The two chose to focus on chicken and egg production since there is an increased demand for eggs and poultry meat in Zimbabwe due to high prices of beef and other meats. The project will raise 250 chickens to maturity every 16 weeks, and chickens and eggs will be sold to supermarkets and the local community. Profits will then be used to expand and sustain health services at Tsungirirai.
This summer, Kanyangarara and Chimhungwe will travel to Zimbabwe to oversee construction of the chicken runs, purchase chickens, and plan health education workshops.

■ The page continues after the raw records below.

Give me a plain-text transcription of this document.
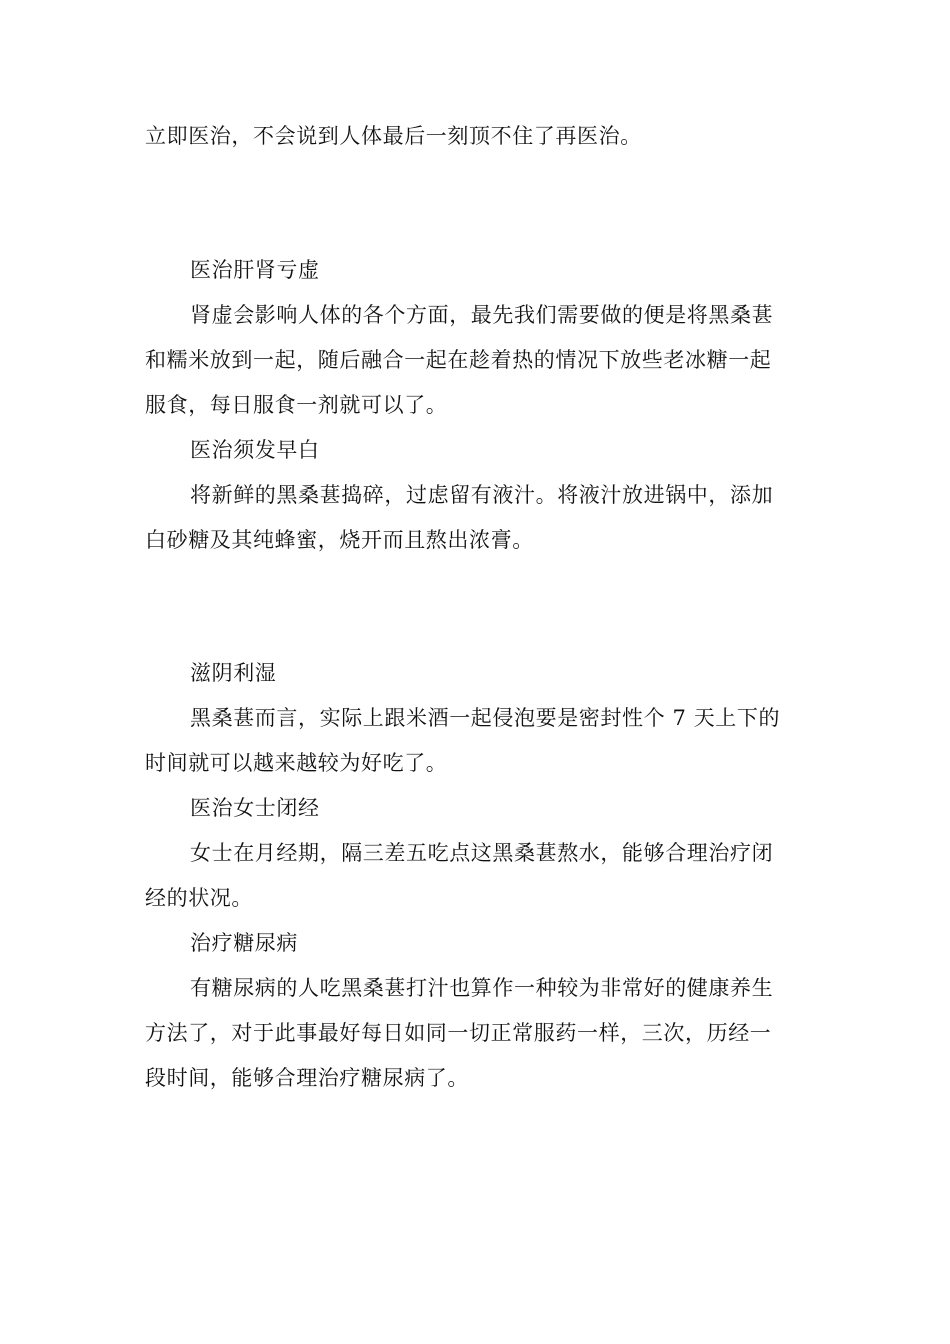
立即医治，不会说到人体最后一刻顶不住了再医治。
医治肝肾亏虚
肾虚会影响人体的各个方面，最先我们需要做的便是将黑桑葚
和糯米放到一起，随后融合一起在趁着热的情况下放些老冰糖一起
服食，每日服食一剂就可以了。
医治须发早白
将新鲜的黑桑葚捣碎，过虑留有液汁。将液汁放进锅中，添加
白砂糖及其纯蜂蜜，烧开而且熬出浓膏。
滋阴利湿
黑桑葚而言，实际上跟米酒一起侵泡要是密封性个 7 天上下的
时间就可以越来越较为好吃了。
医治女士闭经
女士在月经期，隔三差五吃点这黑桑葚熬水，能够合理治疗闭
经的状况。
治疗糖尿病
有糖尿病的人吃黑桑葚打汁也算作一种较为非常好的健康养生
方法了，对于此事最好每日如同一切正常服药一样，三次，历经一
段时间，能够合理治疗糖尿病了。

They will also develop a manual so other organizations can implement the same program.
"This has changed my perspective on how best to help people and orphans in Zimbabwe," Kanyangarara said. "I used to think that it was best to give food, clothing, education…but in coming up with this idea for helping them sustain themselves, we're giving them the power to provide for themselves."
"We have learned so much in this process," Chimhungwe said, "especially with the help of Eva Paus [professor of economics and director of the McCulloch Center for Global Initiatives] and Jale Okay [CGI's director of international experiential learning]. I'm just looking forward to having the project up and running and seeing the profits actually helping the clinic."
The Kathryn Wasserman Davis 100 Projects for Peace program awarded $10,000 to 100 student projects at 65 colleges and universities. The program was established by philanthropist Kathryn Wasserman Davis on her hundredth birthday to encourage and support motivated youth to create and implement their ideas for building peace throughout the world.
On behalf of the College, the CGI had solicited proposals from students for the program. The selection committee (Lois Brown, director of the Weissman Center for Leadership and the Liberal Arts, Eva Paus, and Jale Okay) chose Kanyangarara and Chimhungwe's project among 12 submissions. "Their project stood out," Paus said, "because it is so simple and powerful: create an income-generating project that will provide sustained health-care services to AIDS orphans in Zimbabwe. Mufaro and Getrude's selflessness, initiative, creativity, and determination are an inspiration to us all."
Among the other Projects for Peace being funded this summer is one submitted by Kanyangarara's sister, Takudzwa, who is attending Bryn Mawr. She will be holding a photography workshop in Zimbabwe for orphaned girls ages 13 to 18 who have been affected by HIV/AIDS. The girls will be taught basic skills in order to use photography as a form of self-expression, and they will learn about ways to achieve personal and academic success and the alternatives they need to make positive choices about their education and future.